Chevron’s materials offloading facility at the Gorgon gas project in Western Australia. Photo: Chevron

Chevron Corp, the massive New York Stock Exchange-listed $US223 billion market capitalised oil and gas company, is known as the most efficient at what it does in the world.

In fact, by whatever metrics you measure efficiency in gas and oil exploration and production – in terms of return on capital employed (ROCE) or margin per barrel – Chevron is at the top of the list, the chairman of specialist independent North American consulting firm PFC Energy, Robin West, says.

Chevron has the best ROCE compared with its global peers, which is the best measurement of upstream net income reflecting the company’s exploration and production capabilities.

It should be no surprise then that Chevron Australia is the top corporation on the most improved profit list (behind only the Reserve Bank of Australia), with profit climbing $1.1 billion to $2.1 billion. Not only is the Australian company infused with the global parent’s culture but Chevron Australia is in fact spearheading the global company’s future growth plans.

“Australia is very important to Chevron,” West says. “In fact, once the Gorgon and Wheatstone developments are in full swing, Chevron will have more capital employed in Australia than it does in all of North America.”

Gorgon and Wheatstone are the two latest exploration “mega-projects” Chevron has begun to explore in Western Australia.

The company describes Gorgon as the centrepiece of its growth story, which it is expected in bring into production in 2014. Gorgon has the potential to produce 450,000 barrels of oil-equivalent a day, according to Chevron’s analyst briefing notes.

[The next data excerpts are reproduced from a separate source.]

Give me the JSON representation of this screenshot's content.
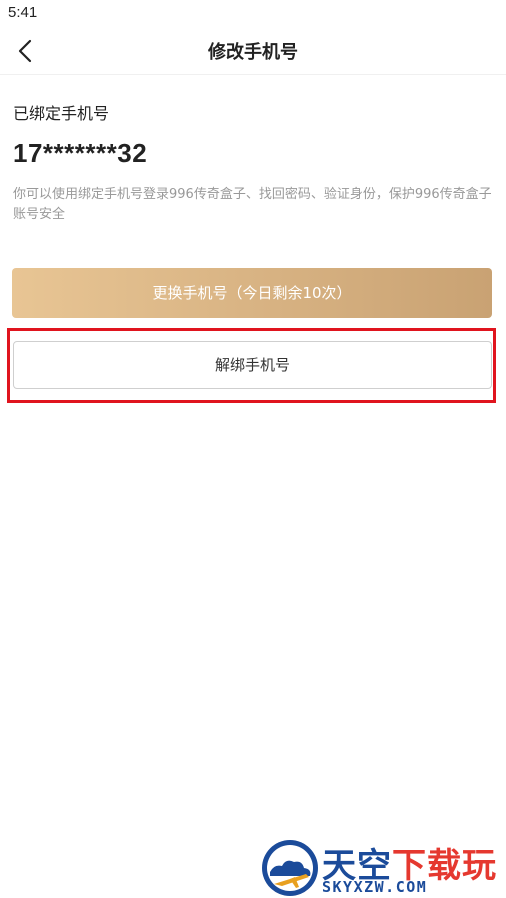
{
  "status_bar": {
    "time": "5:41"
  },
  "nav": {
    "title": "修改手机号",
    "back_icon": "chevron-left-icon"
  },
  "phone": {
    "label": "已绑定手机号",
    "masked_number": "17*******32",
    "description": "你可以使用绑定手机号登录996传奇盒子、找回密码、验证身份，保护996传奇盒子账号安全"
  },
  "buttons": {
    "change_label": "更换手机号（今日剩余10次）",
    "unbind_label": "解绑手机号"
  },
  "watermark": {
    "cn_main": "天空",
    "cn_accent": "下载玩",
    "en": "SKYXZW.COM"
  },
  "colors": {
    "gold_gradient_start": "#e8c594",
    "gold_gradient_end": "#c9a273",
    "highlight": "#e0141e",
    "watermark_blue": "#1b4b9a",
    "watermark_red": "#e5382f"
  }
}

Activity is also ramping up at Wheatstone, the second LNG project in Australia, where the company says it will spend $US29 billion.

While Chevron’s mega-projects are yet to enter production, the company says it already has a long string of successful exploration wells in Australia where its largest portfolio of exploration acreage is in the Carnarvon Basin in Western Australia. Chevron says it has had 13 successes out of 14 wells drilled since 2009. These have added a total of 7 trillion cubic feet of resources, more than 1 billion barrels of oil equivalent, the company says.

The key to efficiency in exploration is the ability to create investment opportunities on a large scale, West says. “That’s something Chevron does well,” he says.